Catalunha: sentença da independência dada



(artigo publicado no Semanário SOL - 14 de outubro de 2017)

O governo espanhol decidiu declarar guerra à Catalunha e, da forma como o fizeram e continuam a fazer, determinaram num médio prazo a existência da Catalunha independente, apesar do pretendido pelo Governo de Madrid ser exatamente o inverso. 
O uso musculado da força da autoridade legal, com prisão de vários líderes políticos regionais, com o bloqueio de locais de voto, é uma forma de potenciar ainda mais o extremismo da independência. Um processo que deveria ser de confluência de interesses, cooperação e partilha versus o de submissão de uns aos outros, levará à união mais acérrima de um povo contra o seu “opositor”. Aquela que deveria ser uma discussão pela positiva, através do jogo das vantagens da Espanha una, tornou-se no jogo do extremar de posições, pois a posição do Governo de Madrid foi o de cerrar fileiras no discurso típico de quem está mais preocupado em manter a posição dos interesses dos Bourbons e outros barões de Castela, do que em ouvir democraticamente o povo.

À semelhança do que há uns tempos ouvimos em Portugal, a despeito de opiniões pessoais do médico Gentil Martins, ou dos livros para as meninas e os meninos da Porto Editora, o Governo de Madrid é a favor da Liberdade e Democracia, desde que a Liberdade e Democracia seja a definida por eles. Tal qual Mariana Mortágua diria da Comissão para a Igualdade de Género de que esta por existir cumpriu o seu papel ativo, também o Governo de Madrid demonstrou a sua existência e o seu papel ativo. Recordemos que vários ditadores tiveram sobre os seus povos posições de subjugação ao seu poder, da sua “liberdade e democracia”, mas não venceram a força da razão e da verdadeira liberdade e ambição de populações.

E o pior poderá estar para breve, caso o radicalismo de parte a parte permaneça, tendo em conta a realidade histórica e cultural dos povos e regiões espanholas. O pior será o ressurgimento de atentados terroristas, como os existentes nos anos 70 e 80, perpetrados pelo movimento separatista ETA, com o seu objetivo de um País Basco independente. Esta ação da Catalunha ressuscita também o adormecido processo do vizinho País Basco. Isto é, o Governo de Madrid iniciou um processo equivalente à entrada num “túnel desconhecido”: sabe que entrou e que irá sair dele, só não sabe é como e quando sairá. 

Este caso é mais um exemplo da crise de valores que a Europa atravessa, por falta de objetivos, de visão e de líderes com verdadeiro espírito de missão. A cada nova eleição, ou referendo, esta crise agudiza-se e sem fim à vista. Os interesses pela manutenção do status quo continuam a “assobiar para o alto”, abrindo-se espaços, cada vez mais profundos e mais reacionários do descontentamento popular, com o recrudescimento de ambições antigas de independência de povos, bem como o reforço de forças políticas extremistas e demagógicas, de direita e de esquerda, por essa Europa. Exemplos recentes, mais e menos subtis, estão a crescer em Portugal, Espanha, França, Áustria, Holanda e Alemanha, para além do famoso Brexit no Reino Unido. Todos eles são exemplos, práticos e concretos, desta cada vez maior radicalização e definhar dos ideais defensores de uma Europa una e líder mundial, quer cultural, quer economicamente. 

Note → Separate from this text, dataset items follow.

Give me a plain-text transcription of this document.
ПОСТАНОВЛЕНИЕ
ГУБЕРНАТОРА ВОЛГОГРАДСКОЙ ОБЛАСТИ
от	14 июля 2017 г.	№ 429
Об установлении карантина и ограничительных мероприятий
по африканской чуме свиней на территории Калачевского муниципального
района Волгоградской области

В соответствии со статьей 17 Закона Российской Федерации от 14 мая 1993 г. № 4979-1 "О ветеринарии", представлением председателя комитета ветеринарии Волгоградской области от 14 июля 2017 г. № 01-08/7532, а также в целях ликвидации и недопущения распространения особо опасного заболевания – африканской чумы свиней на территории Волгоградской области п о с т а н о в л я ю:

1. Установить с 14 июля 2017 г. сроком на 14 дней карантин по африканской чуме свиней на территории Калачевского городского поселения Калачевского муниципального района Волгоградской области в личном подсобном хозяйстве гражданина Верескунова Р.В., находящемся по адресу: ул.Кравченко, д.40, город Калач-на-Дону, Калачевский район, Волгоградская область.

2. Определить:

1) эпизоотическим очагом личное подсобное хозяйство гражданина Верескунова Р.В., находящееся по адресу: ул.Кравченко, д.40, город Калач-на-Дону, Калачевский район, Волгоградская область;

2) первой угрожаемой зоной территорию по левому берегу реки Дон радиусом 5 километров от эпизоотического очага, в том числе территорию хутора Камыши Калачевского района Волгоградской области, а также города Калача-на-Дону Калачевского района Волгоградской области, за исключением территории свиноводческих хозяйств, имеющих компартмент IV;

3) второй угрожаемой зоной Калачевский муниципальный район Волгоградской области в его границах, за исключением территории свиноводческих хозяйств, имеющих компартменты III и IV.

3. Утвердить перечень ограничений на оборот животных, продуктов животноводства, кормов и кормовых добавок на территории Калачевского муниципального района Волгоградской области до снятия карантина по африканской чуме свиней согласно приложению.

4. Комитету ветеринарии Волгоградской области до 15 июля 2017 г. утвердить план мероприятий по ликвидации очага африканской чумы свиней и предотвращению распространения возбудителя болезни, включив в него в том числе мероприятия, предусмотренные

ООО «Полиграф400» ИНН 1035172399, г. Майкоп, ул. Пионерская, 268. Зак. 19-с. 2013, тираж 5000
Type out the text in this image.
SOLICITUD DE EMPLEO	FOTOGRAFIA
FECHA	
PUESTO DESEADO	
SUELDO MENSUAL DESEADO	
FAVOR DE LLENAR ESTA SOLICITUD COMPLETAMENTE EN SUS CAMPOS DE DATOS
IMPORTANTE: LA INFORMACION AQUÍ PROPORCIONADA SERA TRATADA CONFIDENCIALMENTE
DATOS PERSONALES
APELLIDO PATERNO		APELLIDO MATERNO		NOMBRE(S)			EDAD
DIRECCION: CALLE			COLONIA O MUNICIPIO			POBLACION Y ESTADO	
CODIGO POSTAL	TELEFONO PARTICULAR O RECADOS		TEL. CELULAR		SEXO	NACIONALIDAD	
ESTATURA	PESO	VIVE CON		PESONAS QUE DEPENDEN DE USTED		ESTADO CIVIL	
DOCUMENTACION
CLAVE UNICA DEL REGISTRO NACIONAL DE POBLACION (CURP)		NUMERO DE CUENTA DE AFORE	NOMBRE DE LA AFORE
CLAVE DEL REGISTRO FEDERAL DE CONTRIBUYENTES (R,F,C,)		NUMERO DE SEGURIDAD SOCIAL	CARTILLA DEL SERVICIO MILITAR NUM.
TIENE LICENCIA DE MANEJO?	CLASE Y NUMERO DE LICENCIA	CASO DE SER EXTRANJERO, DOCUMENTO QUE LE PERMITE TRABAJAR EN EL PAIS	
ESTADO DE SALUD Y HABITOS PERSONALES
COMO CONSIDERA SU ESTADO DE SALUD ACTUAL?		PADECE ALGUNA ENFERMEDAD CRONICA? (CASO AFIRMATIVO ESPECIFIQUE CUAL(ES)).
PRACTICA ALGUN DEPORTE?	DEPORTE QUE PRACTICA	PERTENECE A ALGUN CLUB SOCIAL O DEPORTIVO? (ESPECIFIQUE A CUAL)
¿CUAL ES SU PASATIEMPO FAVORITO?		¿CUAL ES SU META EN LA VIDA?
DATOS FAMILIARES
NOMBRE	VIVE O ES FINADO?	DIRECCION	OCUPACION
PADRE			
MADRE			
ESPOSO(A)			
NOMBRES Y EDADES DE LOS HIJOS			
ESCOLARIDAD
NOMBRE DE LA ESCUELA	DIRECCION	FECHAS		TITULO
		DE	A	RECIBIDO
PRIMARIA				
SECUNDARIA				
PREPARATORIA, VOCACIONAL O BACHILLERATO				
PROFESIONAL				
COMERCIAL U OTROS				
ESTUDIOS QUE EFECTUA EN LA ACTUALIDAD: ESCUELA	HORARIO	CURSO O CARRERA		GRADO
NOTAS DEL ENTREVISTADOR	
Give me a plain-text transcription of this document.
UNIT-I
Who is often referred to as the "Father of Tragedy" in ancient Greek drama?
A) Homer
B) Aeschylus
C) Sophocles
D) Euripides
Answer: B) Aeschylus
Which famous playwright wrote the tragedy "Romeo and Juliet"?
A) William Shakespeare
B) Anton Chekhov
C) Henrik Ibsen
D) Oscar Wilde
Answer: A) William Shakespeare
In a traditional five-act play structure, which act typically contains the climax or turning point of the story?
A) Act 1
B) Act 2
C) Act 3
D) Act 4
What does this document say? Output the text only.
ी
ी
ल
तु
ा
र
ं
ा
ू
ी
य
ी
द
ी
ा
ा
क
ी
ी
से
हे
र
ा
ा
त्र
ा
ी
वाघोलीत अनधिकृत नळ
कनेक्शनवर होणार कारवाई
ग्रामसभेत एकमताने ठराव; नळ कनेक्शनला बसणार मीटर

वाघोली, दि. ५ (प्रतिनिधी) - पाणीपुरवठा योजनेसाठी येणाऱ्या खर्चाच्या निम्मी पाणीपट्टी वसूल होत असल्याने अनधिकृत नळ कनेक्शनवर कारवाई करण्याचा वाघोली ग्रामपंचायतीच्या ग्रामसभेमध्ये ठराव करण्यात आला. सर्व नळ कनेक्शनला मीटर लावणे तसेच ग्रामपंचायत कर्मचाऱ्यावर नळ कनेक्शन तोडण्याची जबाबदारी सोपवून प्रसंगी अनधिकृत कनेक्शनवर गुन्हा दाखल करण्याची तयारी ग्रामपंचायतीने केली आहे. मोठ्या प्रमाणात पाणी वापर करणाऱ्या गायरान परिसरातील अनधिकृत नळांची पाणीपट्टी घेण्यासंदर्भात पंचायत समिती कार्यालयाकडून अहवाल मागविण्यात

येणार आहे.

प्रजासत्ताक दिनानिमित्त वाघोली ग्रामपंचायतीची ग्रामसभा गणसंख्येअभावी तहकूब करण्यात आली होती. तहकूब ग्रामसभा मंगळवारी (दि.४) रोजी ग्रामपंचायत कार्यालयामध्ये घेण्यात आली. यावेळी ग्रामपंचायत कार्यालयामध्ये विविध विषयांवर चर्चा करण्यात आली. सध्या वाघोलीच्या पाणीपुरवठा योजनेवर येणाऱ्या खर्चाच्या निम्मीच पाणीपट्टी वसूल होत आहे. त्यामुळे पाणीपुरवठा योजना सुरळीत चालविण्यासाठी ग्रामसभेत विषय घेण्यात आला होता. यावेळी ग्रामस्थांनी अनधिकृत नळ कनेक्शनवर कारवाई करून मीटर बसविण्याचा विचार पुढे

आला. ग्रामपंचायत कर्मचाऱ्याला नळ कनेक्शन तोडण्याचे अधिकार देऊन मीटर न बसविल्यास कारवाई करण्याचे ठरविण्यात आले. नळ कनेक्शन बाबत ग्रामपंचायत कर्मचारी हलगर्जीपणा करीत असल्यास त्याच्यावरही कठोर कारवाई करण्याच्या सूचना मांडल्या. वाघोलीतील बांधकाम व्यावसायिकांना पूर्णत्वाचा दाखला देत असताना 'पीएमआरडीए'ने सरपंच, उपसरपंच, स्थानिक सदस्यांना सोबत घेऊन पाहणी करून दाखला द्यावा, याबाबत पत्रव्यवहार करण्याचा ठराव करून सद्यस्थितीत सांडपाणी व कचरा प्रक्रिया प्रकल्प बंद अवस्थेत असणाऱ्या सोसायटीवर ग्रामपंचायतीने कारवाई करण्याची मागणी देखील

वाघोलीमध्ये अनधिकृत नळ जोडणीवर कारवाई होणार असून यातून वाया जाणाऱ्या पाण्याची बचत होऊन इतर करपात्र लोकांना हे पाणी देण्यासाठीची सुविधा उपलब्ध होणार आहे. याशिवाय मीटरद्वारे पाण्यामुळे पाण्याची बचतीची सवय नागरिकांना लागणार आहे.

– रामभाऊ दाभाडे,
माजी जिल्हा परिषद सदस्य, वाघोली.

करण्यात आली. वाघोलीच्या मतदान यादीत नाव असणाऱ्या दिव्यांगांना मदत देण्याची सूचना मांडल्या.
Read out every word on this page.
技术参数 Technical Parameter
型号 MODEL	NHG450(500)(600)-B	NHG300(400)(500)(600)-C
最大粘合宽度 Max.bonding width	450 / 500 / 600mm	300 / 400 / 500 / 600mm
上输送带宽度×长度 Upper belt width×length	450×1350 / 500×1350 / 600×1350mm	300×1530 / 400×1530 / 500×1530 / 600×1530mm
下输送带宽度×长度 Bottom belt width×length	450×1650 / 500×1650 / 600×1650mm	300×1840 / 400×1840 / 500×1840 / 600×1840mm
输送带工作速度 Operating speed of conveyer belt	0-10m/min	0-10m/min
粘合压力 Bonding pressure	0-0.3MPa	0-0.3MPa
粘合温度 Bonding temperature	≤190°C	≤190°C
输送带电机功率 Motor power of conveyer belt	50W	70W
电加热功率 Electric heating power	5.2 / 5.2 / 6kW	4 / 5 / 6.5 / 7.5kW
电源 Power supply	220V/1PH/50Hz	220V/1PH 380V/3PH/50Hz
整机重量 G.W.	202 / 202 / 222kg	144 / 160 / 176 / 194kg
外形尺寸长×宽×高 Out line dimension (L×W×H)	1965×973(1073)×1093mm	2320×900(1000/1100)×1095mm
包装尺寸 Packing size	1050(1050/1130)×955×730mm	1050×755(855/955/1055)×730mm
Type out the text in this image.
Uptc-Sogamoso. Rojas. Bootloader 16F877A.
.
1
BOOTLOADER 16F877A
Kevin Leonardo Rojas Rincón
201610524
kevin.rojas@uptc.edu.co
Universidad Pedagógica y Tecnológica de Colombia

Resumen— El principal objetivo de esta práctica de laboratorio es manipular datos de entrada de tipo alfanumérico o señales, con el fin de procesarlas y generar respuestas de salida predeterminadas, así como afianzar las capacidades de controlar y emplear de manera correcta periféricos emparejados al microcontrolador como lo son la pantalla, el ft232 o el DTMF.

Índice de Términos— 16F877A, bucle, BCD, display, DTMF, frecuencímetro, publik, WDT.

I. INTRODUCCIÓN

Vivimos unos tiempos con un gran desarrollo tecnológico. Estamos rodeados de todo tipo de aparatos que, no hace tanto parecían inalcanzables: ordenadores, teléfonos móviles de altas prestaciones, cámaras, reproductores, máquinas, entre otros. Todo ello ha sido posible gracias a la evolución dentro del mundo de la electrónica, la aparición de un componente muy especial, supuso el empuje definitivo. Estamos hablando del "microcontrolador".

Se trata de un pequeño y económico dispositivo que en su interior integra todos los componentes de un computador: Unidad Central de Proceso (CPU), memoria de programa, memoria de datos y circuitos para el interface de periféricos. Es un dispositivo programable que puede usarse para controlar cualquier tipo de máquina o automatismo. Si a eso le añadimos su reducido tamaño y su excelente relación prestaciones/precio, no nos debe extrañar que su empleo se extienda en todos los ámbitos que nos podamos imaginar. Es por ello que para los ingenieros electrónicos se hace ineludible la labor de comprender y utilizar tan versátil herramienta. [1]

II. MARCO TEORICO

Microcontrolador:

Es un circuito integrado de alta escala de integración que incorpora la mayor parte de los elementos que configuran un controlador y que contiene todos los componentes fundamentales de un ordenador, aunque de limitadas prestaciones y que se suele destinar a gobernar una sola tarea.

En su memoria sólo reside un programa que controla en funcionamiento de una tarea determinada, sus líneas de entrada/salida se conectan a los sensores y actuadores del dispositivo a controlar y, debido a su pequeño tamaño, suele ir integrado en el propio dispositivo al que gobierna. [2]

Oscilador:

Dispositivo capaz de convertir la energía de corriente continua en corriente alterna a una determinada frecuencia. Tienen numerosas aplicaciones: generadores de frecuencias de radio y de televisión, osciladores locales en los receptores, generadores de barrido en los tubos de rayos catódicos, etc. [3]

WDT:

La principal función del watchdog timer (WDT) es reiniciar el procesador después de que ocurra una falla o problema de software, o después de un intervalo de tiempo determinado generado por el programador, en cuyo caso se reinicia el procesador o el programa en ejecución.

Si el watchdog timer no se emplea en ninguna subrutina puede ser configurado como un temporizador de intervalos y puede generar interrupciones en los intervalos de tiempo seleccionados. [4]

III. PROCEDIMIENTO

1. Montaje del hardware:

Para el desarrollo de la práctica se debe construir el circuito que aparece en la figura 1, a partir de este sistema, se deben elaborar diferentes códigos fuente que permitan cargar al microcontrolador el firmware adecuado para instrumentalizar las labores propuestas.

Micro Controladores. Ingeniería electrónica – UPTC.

Voltando ao tema concreto da Catalunha e à razão de ser desta ambição de independência da região: ela é a mesma pela qual apoiámos apaixonadamente a independência de Timor-Leste e o resultado do seu referendo. Ela é a ambição de um povo com raízes culturais profundas e distintas, que poderá considerar a existência de mais vantagens em tornar-se independente do que manter-se numa região autónoma. Mas, deixem o povo decidir, deixem que um referendo livre e para todos os catalães possa decidir. Espanha deve existir pelo que une os seus povos e regiões, não pelo que os afasta.